Deadline is reporting Rachel Weisz is in “deep talks” for a role in The Bourne Legacy opposite Jeremy Renner whose carrying on the franchise as a new character: an operative from a covert government program that is even more dangerous than the Treadstone brainwashing program that hatched Bourne. The film is slated for a August 3, 2012 release under the direction of Tony Gilroy (Michael Clayton).
Weisz is also in talks to star in Oz: The Great And Powerful for Sam Raimi at Disney and there is no word yet on whether she can film both.
New casting for The Hunger Games squashes earlier rumors that John C. Reilly would play Haymitch, the only District 12 tribute to ever survive the Hunger Games, as The Hollywood Reporter announces Woody Harrelson has secured the role.
Ethan Hawke has joined the cast of Len Wiseman’s Total Recall remake in an unspecified cameo role. Hawke joins Colin Farrell, Bryan Cranston, Kate Beckinsale and Bokeem Woodbine. Jessica Biel is still considered the frontrunner to land the second female role with filming set to begin next month in Toronto for an August 3, 2012 release.
Ian McKellen has revealed on blog that Hugo Weaving will be returning to Middle Earth as Lord Elrond in Peter Jackson’s The Hobbit.
Screen Daily reports Aaron Eckhart, AnnaSophia Robb and Sean Bean have signed on to star in the as-yet untitled “dark” Peter Pan project (working title is Pan) set up at New Line. Ben Hibon, the man who directed the impressive animated sequence in Harry Potter and the Deathly Hallows: Part 1, will direct. Robb will play Wendy, Eckhart is attached as Hook and Bean is attached as Smee. In this adaptation of the story, the Captain Hook character is reimagined as a tormented former detective on the trail of a childlike kidnapper. Pre sales are kicking off here in Cannes with shooting expected to start in October.
Apparently Men in Black III isn’t done shooting yet (I thought it was) as The Daily Mail (via Coming Soon) has posted some snaps from the New York set as well as brings news that “Bill Hader could be spotted on set dressed as the legendary 60s icon Andy Warhol.”
James Wan’s Insidious was a big, low budget hit earlier this year and now his next film, Spectre, has Nicole Kidman in talks to star as the project (plot still unknown) makes its way to Cannes in search for a buyer.
I won’t be seeing The Artist until this Sunday here at Cannes, but the film has already secured a domestic distributor as The Weinstein Co. has picked it up making it the first big deal of the Cannes Film Festival. The Artist is a silent film directed by Michel Hazanavicius and starring John Goodman, Missi Pyle, James Cromwell and Penelope Ann Miller. Here’s the synopsis and you can browse a few pics from the film in my gallery here:
Hollywood 1927. Georges Valentin is a silent movie star who seems blessed : he is handsome, athletic and an excellent dancer. The arrival of the talkies causes Georges to fall into oblivion, alcohol and poverty. As for the young extra Peppy Miller, her star shoots to the heavens.

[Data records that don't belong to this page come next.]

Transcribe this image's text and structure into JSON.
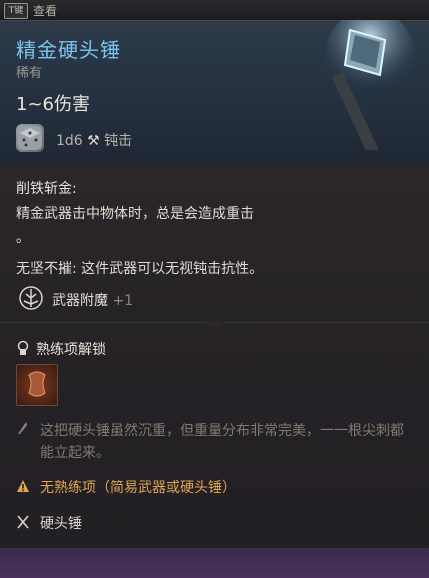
{
  "top": {
    "key_label": "T键",
    "view_label": "查看"
  },
  "item": {
    "name": "精金硬头锤",
    "rarity": "稀有",
    "damage": "1~6伤害",
    "dice_text": "1d6",
    "damage_type": "钝击"
  },
  "passive": {
    "title": "削铁斩金:",
    "description_line1": "精金武器击中物体时，总是会造成重击",
    "description_line2": "。",
    "second": "无坚不摧: 这件武器可以无视钝击抗性。"
  },
  "enchant": {
    "label": "武器附魔",
    "bonus": "+1"
  },
  "proficiency": {
    "header": "熟练项解锁",
    "flavor": "这把硬头锤虽然沉重，但重量分布非常完美，一一根尖刺都能立起来。",
    "warning": "无熟练项（简易武器或硬头锤）",
    "weapon_type": "硬头锤"
  },
  "colors": {
    "title": "#7cc6ee",
    "warning": "#e0a64c",
    "flavor": "#7e7a72"
  }
}
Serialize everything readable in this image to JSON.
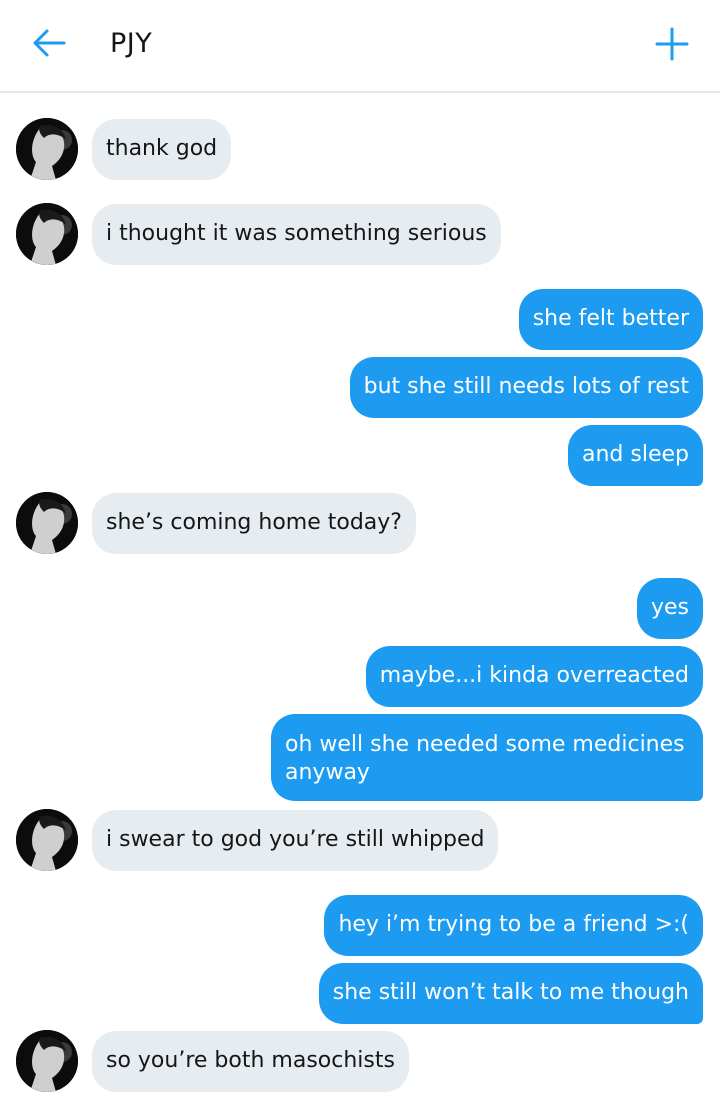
{
  "header": {
    "title": "PJY",
    "back_icon": "arrow-left-icon",
    "add_icon": "plus-icon",
    "accent": "#1d9bf0"
  },
  "colors": {
    "incoming_bubble": "#e6ecf0",
    "outgoing_bubble": "#1d9bf0"
  },
  "messages": [
    {
      "from": "them",
      "text": "thank god"
    },
    {
      "from": "them",
      "text": "i thought it was something serious"
    },
    {
      "from": "me",
      "text": "she felt better"
    },
    {
      "from": "me",
      "text": "but she still needs lots of rest"
    },
    {
      "from": "me",
      "text": "and sleep"
    },
    {
      "from": "them",
      "text": "she’s coming home today?"
    },
    {
      "from": "me",
      "text": "yes"
    },
    {
      "from": "me",
      "text": "maybe...i kinda overreacted"
    },
    {
      "from": "me",
      "text": "oh well she needed some medicines anyway"
    },
    {
      "from": "them",
      "text": "i swear to god you’re still whipped"
    },
    {
      "from": "me",
      "text": "hey i’m trying to be a friend >:("
    },
    {
      "from": "me",
      "text": "she still won’t talk to me though"
    },
    {
      "from": "them",
      "text": "so you’re both masochists"
    }
  ]
}
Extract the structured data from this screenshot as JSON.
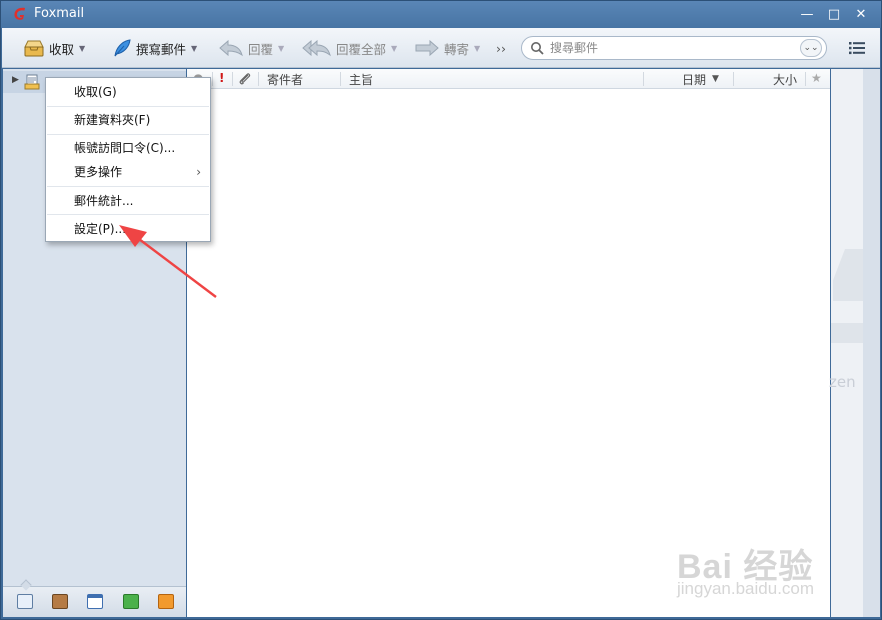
{
  "window": {
    "title": "Foxmail",
    "controls": {
      "minimize": "—",
      "maximize": "□",
      "close": "✕"
    }
  },
  "toolbar": {
    "receive": "收取",
    "compose": "撰寫郵件",
    "reply": "回覆",
    "reply_all": "回覆全部",
    "forward": "轉寄",
    "more": "››"
  },
  "search": {
    "placeholder": "搜尋郵件"
  },
  "list_columns": {
    "flag": "!",
    "sender": "寄件者",
    "subject": "主旨",
    "date": "日期",
    "size": "大小"
  },
  "context_menu": {
    "items": [
      {
        "label": "收取(G)"
      },
      {
        "label": "新建資料夾(F)"
      },
      {
        "label": "帳號訪問口令(C)..."
      },
      {
        "label": "更多操作"
      },
      {
        "label": "郵件統計..."
      },
      {
        "label": "設定(P)..."
      }
    ],
    "submenu_arrow": "›"
  },
  "preview": {
    "ghost_text": "zen"
  },
  "watermark": {
    "brand": "Bai 经验",
    "url": "jingyan.baidu.com"
  },
  "colors": {
    "titlebar": "#4a77a8",
    "annotation_arrow": "#ef4444",
    "accent_logo": "#e0302b",
    "important_mark": "#d01818"
  },
  "icons": {
    "app": "foxmail-logo-icon",
    "receive": "inbox-tray-icon",
    "compose": "feather-quill-icon",
    "reply": "reply-arrow-icon",
    "reply_all": "reply-all-arrow-icon",
    "forward": "forward-arrow-icon",
    "search": "search-icon",
    "menu": "list-menu-icon",
    "bottom_bar": [
      "mail-icon",
      "contacts-icon",
      "calendar-icon",
      "notes-icon",
      "rss-icon"
    ]
  }
}
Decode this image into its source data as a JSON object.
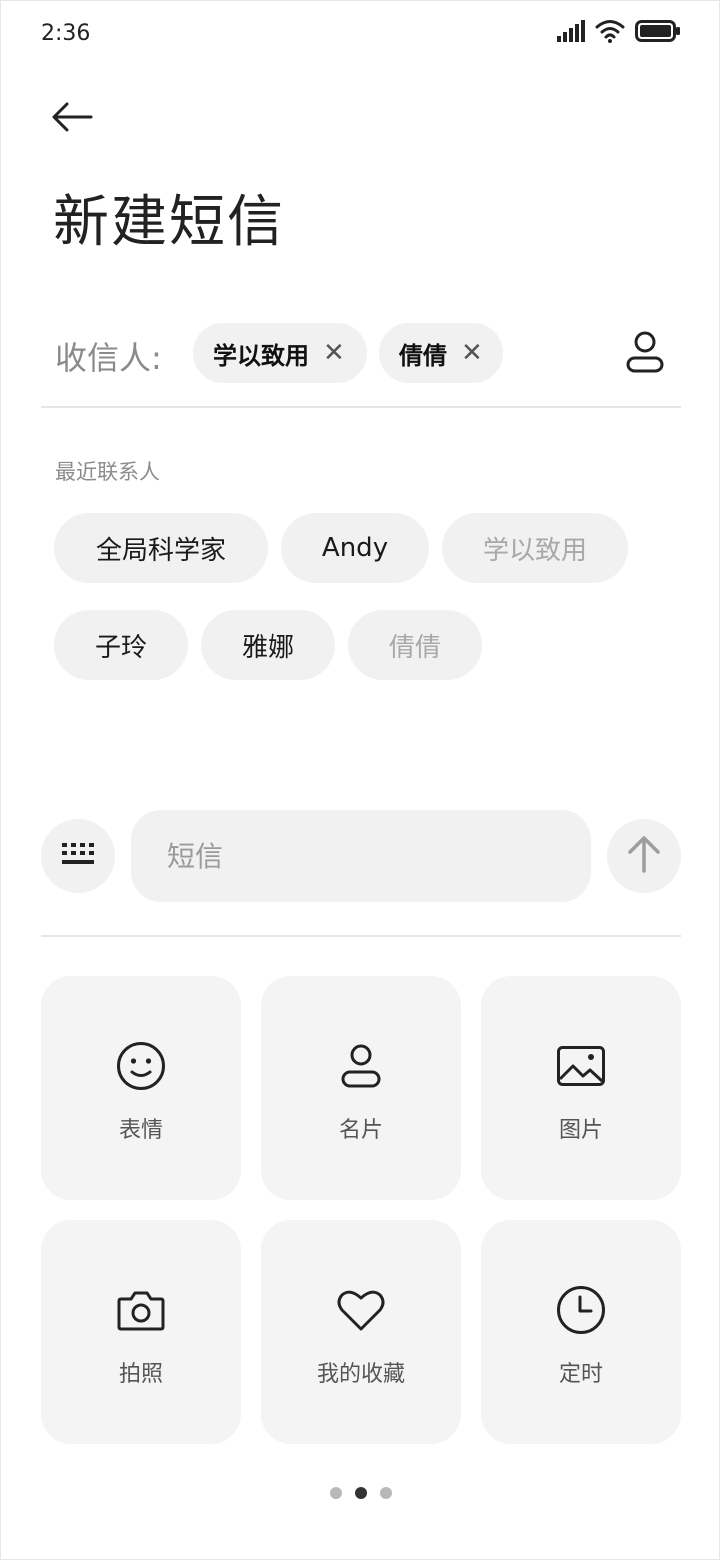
{
  "status_bar": {
    "time": "2:36",
    "icons": [
      "signal-icon",
      "wifi-icon",
      "battery-icon"
    ]
  },
  "header": {
    "back_icon": "arrow-left-icon",
    "title": "新建短信"
  },
  "recipients": {
    "label": "收信人:",
    "chips": [
      {
        "name": "学以致用",
        "remove": "✕"
      },
      {
        "name": "倩倩",
        "remove": "✕"
      }
    ],
    "picker_icon": "person-icon"
  },
  "recent": {
    "label": "最近联系人",
    "contacts": [
      {
        "name": "全局科学家",
        "selected": false
      },
      {
        "name": "Andy",
        "selected": false
      },
      {
        "name": "学以致用",
        "selected": true
      },
      {
        "name": "子玲",
        "selected": false
      },
      {
        "name": "雅娜",
        "selected": false
      },
      {
        "name": "倩倩",
        "selected": true
      }
    ]
  },
  "compose": {
    "keyboard_icon": "keyboard-icon",
    "placeholder": "短信",
    "value": "",
    "send_icon": "arrow-up-icon"
  },
  "attachments": [
    {
      "label": "表情",
      "icon": "smiley-icon"
    },
    {
      "label": "名片",
      "icon": "contact-card-icon"
    },
    {
      "label": "图片",
      "icon": "image-icon"
    },
    {
      "label": "拍照",
      "icon": "camera-icon"
    },
    {
      "label": "我的收藏",
      "icon": "heart-icon"
    },
    {
      "label": "定时",
      "icon": "clock-icon"
    }
  ],
  "pager": {
    "pages": 3,
    "current": 2
  },
  "colors": {
    "chip_bg": "#f1f1f1",
    "tile_bg": "#f4f4f4",
    "muted_text": "#8a8a8a",
    "disabled_text": "#a8a8a8"
  }
}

Speaking of Cannes deals, a new film announced by Hannibal Classics here at Cannes is Sleight of Hand, starring Kiefer Sutherland, Gerard Depardieu, Til Schweiger, Thomas Jane, Johnny Hallyday, Jon Lovitz and Eric Cantona and directed by Brad Mirman. Here’s the synopsis:
In Sleight of Hand, also starring French actors Jean Luc Couchard, Nora Arnezeder and Patrice Cols, the international cast plays a crew of small time crooks in Paris, who inadvertently end up possessing a rare gold coin belonging to a notorious French gangster. The leader of the crew calls his uncle (Depardieu), a retired criminal, to help them raise the money to repay the gangster. The series of mix-ups and double crosses culminate as the gangs are pit face to face, chasing through Paris
Yet more Cannes deals being made include The Last Photograph, the Afghanistan-set war drama starring Sean Penn and Christian Bale for director Niels Arden Oplev (the Swedish The Girl With The Dragon Tattoo). Joel Silver’s Dark Castle and Europe’s StudioCanal will co-finance the project in which Penn would play an ex-special ops soldier who arrives in Afghanistan to seek vengeance for the murder of his brother’s family. He enlists a war photographer (Bale), the sole survivor of the attack that killed his brother, who captured the event in a photo.